Since the advent of imatinib, kinase inhibitors have become a thing in drug discovery, with more than two dozen already approved. Indeed, kinases are the targets of more than a third of reported fragment-derived compounds to reach the clinic. Given that all 500+ human kinases bind ATP, you would think that the chemical space would be pretty well picked over by now. As Hongtao Zhao and Amedeo Caflisch at the University of Zurich show in a recent Bioorg. Med. Chem. Lett. paper, this is not the case.
The researchers started by extracting all 26,668 kinase inhibitors with MW < 600 Da and IC50 or Ki < 10 µM from the ChEMBL database; three quarters of these were better than 1 µM. These have been tested in aggregate against 367 kinases, of which 88 have more than 100 reported inhibitors!
The molecules were then deconstructed into 10,302 ring-containing fragments, such as benzene (7.1% of kinase inhibitors), 2-methylaminopyrimidine (3.5%) and N-methylmorpholine (2.3%), as well as more obscure structures. In fact, more than half (53%) of these fragments were not found within 7.5 million commercial compounds in the ZINC database. In other words, many fragments that form a part of known kinase inhibitors are not represented among commercial compounds, despite many vendors offering “kinase inhibitor libraries”.
What about the reverse question, analyzing commercial molecules for new kinase inhibitors? The researchers focused on possible “hinge-binding” fragments – those that have at least one hydrogen bond donor and one acceptor in close proximity to one another so as to be able to interact with a conserved region of kinases. Not surprisingly, more than half of the fragments (5681) found by deconstructing the kinase inhibitors fit this description. More interestingly, 196,904 potential hinge binders resulted from deconstructing the ZINC compounds, of which only 1% had been reported as kinase inhibitors.

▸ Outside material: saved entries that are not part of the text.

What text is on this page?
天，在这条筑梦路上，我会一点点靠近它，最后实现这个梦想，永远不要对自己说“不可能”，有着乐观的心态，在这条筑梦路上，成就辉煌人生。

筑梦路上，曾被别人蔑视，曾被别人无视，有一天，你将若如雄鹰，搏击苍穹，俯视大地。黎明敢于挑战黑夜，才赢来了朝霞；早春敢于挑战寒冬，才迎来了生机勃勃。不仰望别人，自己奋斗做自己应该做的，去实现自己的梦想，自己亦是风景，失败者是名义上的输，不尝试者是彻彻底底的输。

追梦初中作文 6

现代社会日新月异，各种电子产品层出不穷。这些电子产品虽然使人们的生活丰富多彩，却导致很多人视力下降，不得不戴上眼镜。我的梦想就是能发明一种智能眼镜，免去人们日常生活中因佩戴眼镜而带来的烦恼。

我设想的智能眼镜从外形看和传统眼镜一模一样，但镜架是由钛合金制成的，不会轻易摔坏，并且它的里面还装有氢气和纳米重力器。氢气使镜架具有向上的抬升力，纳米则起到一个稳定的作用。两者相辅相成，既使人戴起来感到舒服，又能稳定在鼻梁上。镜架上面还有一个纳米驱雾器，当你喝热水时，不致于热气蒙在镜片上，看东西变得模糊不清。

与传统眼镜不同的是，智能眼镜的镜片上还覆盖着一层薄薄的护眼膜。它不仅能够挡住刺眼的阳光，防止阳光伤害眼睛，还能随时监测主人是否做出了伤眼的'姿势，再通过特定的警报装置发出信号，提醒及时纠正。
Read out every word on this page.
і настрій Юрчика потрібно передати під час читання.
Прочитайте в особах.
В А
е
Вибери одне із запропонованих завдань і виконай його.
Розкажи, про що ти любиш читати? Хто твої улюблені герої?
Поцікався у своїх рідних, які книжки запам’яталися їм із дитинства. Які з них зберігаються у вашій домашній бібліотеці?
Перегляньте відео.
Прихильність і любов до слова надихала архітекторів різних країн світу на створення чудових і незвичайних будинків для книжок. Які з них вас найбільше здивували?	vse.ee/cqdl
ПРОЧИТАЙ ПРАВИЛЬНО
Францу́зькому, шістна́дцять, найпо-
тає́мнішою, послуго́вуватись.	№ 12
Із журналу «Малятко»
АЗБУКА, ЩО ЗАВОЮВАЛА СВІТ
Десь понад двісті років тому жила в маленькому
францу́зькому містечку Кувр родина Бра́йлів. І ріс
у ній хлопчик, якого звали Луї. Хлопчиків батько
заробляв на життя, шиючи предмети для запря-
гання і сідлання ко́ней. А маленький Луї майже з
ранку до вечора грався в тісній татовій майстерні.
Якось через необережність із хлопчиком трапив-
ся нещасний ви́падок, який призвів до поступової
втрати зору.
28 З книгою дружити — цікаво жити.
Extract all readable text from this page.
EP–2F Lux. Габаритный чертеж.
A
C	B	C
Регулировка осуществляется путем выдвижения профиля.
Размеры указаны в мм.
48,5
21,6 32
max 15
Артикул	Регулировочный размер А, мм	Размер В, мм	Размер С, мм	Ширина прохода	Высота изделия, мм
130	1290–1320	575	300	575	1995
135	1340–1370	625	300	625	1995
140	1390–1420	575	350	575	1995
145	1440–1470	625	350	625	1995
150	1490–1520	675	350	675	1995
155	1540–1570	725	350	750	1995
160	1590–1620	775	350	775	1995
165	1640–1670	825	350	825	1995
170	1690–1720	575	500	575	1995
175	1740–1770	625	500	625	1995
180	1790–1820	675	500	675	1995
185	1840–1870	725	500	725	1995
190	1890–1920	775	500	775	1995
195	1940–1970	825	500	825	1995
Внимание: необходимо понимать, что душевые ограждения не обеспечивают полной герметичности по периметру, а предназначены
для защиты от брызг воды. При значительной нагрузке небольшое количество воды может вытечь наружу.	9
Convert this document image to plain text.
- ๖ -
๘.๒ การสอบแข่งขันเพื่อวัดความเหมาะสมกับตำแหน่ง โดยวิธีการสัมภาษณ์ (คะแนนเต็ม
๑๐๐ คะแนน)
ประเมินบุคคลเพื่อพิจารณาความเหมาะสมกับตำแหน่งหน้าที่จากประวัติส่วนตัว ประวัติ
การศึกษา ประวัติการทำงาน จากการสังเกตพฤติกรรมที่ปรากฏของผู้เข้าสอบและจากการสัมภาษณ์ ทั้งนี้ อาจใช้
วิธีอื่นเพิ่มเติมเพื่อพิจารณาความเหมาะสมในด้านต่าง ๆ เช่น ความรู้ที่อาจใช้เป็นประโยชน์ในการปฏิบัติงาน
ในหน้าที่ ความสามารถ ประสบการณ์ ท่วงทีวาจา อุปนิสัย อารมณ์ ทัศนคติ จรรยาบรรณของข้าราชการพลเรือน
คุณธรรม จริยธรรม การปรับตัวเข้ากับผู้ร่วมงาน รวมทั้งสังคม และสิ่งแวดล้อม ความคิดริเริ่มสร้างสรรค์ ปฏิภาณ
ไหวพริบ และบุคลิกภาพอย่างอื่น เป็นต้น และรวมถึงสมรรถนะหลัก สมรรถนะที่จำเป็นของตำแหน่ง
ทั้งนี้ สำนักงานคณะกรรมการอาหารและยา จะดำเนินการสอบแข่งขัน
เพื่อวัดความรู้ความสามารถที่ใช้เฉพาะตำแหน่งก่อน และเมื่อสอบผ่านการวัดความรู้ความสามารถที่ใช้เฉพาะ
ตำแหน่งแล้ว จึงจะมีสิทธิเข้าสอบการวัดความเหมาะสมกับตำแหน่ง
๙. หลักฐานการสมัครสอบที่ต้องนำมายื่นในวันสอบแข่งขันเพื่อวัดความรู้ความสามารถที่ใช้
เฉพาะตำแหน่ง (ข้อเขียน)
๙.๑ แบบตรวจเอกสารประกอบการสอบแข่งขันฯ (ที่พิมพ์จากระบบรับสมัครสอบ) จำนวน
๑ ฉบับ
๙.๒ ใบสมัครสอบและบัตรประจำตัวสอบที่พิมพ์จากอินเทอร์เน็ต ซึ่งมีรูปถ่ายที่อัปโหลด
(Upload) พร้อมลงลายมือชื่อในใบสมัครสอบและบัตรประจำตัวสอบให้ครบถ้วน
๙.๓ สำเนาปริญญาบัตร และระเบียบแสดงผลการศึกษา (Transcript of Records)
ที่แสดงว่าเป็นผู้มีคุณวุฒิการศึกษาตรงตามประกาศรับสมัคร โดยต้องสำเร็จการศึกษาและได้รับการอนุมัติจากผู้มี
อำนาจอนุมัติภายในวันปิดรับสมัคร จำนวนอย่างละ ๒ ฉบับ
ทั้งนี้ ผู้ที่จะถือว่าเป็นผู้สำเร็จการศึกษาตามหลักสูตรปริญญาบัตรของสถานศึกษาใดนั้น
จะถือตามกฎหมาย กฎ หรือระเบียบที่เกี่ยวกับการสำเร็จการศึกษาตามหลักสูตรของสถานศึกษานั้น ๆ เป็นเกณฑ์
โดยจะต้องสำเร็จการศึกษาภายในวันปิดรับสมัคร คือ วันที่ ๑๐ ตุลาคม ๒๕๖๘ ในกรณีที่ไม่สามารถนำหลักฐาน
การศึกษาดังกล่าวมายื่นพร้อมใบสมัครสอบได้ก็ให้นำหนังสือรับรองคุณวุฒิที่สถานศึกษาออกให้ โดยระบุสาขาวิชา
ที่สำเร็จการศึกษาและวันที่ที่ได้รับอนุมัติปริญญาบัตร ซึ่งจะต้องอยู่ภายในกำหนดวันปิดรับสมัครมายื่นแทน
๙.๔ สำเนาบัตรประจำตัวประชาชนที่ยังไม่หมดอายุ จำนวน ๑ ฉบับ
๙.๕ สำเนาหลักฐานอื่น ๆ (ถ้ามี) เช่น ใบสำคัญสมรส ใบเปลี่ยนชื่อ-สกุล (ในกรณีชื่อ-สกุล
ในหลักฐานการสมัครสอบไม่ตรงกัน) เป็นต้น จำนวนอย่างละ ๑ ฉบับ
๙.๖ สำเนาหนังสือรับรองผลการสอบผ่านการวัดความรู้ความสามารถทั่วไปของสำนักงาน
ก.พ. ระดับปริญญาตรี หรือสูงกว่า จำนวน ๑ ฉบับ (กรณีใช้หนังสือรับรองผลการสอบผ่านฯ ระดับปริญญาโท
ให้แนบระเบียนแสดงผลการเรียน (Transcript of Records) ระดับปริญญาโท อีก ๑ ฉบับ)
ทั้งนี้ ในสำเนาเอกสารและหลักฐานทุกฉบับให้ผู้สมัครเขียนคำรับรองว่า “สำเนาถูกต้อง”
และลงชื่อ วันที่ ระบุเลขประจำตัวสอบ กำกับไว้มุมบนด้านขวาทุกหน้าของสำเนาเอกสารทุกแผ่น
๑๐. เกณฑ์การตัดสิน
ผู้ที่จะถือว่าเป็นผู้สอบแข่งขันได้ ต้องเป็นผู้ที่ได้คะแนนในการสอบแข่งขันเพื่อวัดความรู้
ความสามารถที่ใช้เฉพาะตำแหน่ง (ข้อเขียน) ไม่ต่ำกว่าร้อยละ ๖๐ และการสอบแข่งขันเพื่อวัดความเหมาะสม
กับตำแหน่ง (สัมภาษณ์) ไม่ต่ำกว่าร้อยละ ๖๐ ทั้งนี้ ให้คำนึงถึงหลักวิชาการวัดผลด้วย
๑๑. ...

Digging into the data more deeply, the researchers classified hinge binders as monocyclic, bicyclic, and multicyclic. This analysis revealed that the overlap between kinase inhibitors and commercial compounds was particularly low for multicyclic fragments. This intuitively makes sense: medicinal chemists often turn to ring construction to fix all manner of problems, both pharmaceutical and IP-related, so the under-representation in commercial compounds is likely because medicinal chemists introduce rings into simpler starting molecules. Also, from a molecular complexity standpoint, multicyclic ring systems may be less likely to bind to a wide variety of proteins than simpler monocyclic fragments.